I'm going to try & frame this reply from a perspective of people who do not know this area, so u can help with the efforts to solve this case. We are in the Coachella valley & we have access to only 1 freeway which is the I-10. Anyone who has lived here for a time has a good working knowledge of all the freeway exits & Jon has lived here many years after moving here from Queens, New York as a boy (thus the pics of him wearing the New York ball caps that u have probably seen).
The Banning/Beaumont area is roughly 30 miles west heading toward the Los Angeles area. The place where the car was located is just past the main exits for the city of Beaumont (if u were heading west out of the valley here). Everyone knows those Beaumont exits & would know that if they wanted to get off of the freeway & go where all the fast food restaurants and so on are... they would exit previous to where the car was found, or they would continue on past that spot because there is another exit ahead where there are known fast food & gasoline etc. type of businesses. I say this because a resident of the Coachella valley would not stop purposely at the place where her car was found. Plus this is a somewhat remote area leading into Yucaipa with empty fields. (I'm going to interject my opinion here of what I think happened, but it has been well thought out as u can imagine, plus I'm drawing from known info on the case).

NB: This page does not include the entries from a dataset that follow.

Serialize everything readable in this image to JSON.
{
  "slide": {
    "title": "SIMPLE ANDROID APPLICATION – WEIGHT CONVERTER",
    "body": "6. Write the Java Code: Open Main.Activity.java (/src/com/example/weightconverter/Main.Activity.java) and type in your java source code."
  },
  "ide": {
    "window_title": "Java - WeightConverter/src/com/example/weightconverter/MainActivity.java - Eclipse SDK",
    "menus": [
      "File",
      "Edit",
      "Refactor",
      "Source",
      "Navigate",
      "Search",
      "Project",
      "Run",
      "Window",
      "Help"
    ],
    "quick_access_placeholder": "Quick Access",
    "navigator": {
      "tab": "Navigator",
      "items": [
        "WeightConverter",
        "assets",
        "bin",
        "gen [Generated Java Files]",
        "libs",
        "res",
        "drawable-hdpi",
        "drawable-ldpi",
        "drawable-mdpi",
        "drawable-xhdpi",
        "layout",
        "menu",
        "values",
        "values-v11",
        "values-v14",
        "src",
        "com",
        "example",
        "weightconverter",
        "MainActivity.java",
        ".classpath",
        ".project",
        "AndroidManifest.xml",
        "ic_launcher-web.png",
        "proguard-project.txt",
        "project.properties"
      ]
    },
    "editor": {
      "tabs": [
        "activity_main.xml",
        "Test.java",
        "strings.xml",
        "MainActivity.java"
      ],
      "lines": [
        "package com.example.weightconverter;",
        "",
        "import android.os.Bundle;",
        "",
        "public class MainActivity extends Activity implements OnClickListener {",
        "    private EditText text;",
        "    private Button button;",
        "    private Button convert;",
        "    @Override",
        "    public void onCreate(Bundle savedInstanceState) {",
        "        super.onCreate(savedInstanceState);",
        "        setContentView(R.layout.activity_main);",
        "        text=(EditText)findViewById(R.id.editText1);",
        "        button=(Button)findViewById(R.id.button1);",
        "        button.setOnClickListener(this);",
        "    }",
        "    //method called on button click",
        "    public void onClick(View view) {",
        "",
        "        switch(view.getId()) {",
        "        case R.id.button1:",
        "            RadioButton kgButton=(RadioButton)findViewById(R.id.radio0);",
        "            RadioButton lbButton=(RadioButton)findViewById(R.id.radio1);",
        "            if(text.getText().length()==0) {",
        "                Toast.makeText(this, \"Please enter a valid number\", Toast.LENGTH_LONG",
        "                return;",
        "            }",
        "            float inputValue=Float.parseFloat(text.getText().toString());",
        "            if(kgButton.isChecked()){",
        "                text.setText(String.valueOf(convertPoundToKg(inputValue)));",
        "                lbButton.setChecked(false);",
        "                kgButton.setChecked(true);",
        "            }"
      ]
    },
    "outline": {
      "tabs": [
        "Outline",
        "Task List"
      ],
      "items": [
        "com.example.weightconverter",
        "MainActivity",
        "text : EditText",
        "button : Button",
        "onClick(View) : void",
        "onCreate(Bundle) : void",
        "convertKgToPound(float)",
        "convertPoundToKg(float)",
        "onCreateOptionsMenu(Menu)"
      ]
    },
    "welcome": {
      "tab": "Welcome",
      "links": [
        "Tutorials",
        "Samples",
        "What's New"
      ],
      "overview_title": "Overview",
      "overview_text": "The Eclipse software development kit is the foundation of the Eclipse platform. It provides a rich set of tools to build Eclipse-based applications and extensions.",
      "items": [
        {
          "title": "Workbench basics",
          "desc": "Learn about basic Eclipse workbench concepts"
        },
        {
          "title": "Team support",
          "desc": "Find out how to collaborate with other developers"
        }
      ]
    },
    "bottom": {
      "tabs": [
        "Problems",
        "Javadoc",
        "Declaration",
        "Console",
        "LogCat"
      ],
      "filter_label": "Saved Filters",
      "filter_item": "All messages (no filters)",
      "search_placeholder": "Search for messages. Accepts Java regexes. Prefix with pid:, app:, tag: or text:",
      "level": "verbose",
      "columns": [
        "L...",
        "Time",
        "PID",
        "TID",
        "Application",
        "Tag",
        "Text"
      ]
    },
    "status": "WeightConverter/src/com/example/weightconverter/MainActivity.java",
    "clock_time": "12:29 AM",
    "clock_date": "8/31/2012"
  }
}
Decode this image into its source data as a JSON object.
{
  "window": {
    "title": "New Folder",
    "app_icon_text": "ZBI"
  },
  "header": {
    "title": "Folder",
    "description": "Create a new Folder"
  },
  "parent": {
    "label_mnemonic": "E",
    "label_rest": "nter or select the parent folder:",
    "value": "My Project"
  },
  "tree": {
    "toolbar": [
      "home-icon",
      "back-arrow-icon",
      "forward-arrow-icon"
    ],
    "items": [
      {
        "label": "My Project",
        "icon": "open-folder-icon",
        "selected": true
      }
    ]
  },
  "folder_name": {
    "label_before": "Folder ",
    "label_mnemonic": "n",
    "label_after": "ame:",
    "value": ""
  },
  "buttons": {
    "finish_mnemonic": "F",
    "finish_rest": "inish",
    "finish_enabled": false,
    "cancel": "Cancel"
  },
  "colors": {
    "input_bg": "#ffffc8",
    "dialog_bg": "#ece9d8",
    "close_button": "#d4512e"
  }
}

First of all, no one pulls over on the freeway unless they are having a mechanical issue or a road rage situation, or perhaps forced at gunpoint to do so. Yet her car was fueled & still operational. Plus... the Highway Patrol will tow a car fairly quickly if it's left parked on the freeway. So I have my doubts that the car was left there Wednesday night until it was discovered by Onstar on Friday morning. So, it is my opinion that the car was dumped there by the assailant/assailants perhaps on Thursday night leading into Friday morning.
I've driven that stretch of highway on my way to Palm Springs and you are correct. There are two exits in between where the car was found that have restaurants and gas stations in case someone needed to pull over to make a call, put gas, check the car or go to the restroom. There wouldn't be any reason why someone would pull over in that area, on the side of the highway, as it is pretty remote and dark if I remember correctly.
If someone would have impersonated a highway patrol, I would think that the bloodhound would have traced the scent going behind the SUV as opposed to the front or into the embankment. (I read a story were last week a person impersonating a police officer pulled over a woman in Tucson Arizona. The police impersonator still hasn't been found.(
if the scent went into the field, its bad news. Either they were running away from someone or hiding from someone. I hope someone is able to remember something about a car pulling over the side of the road. I know in California, when people pull to the side of the road, people slow down and look in case they need assistance. They may not stop but they call CHP.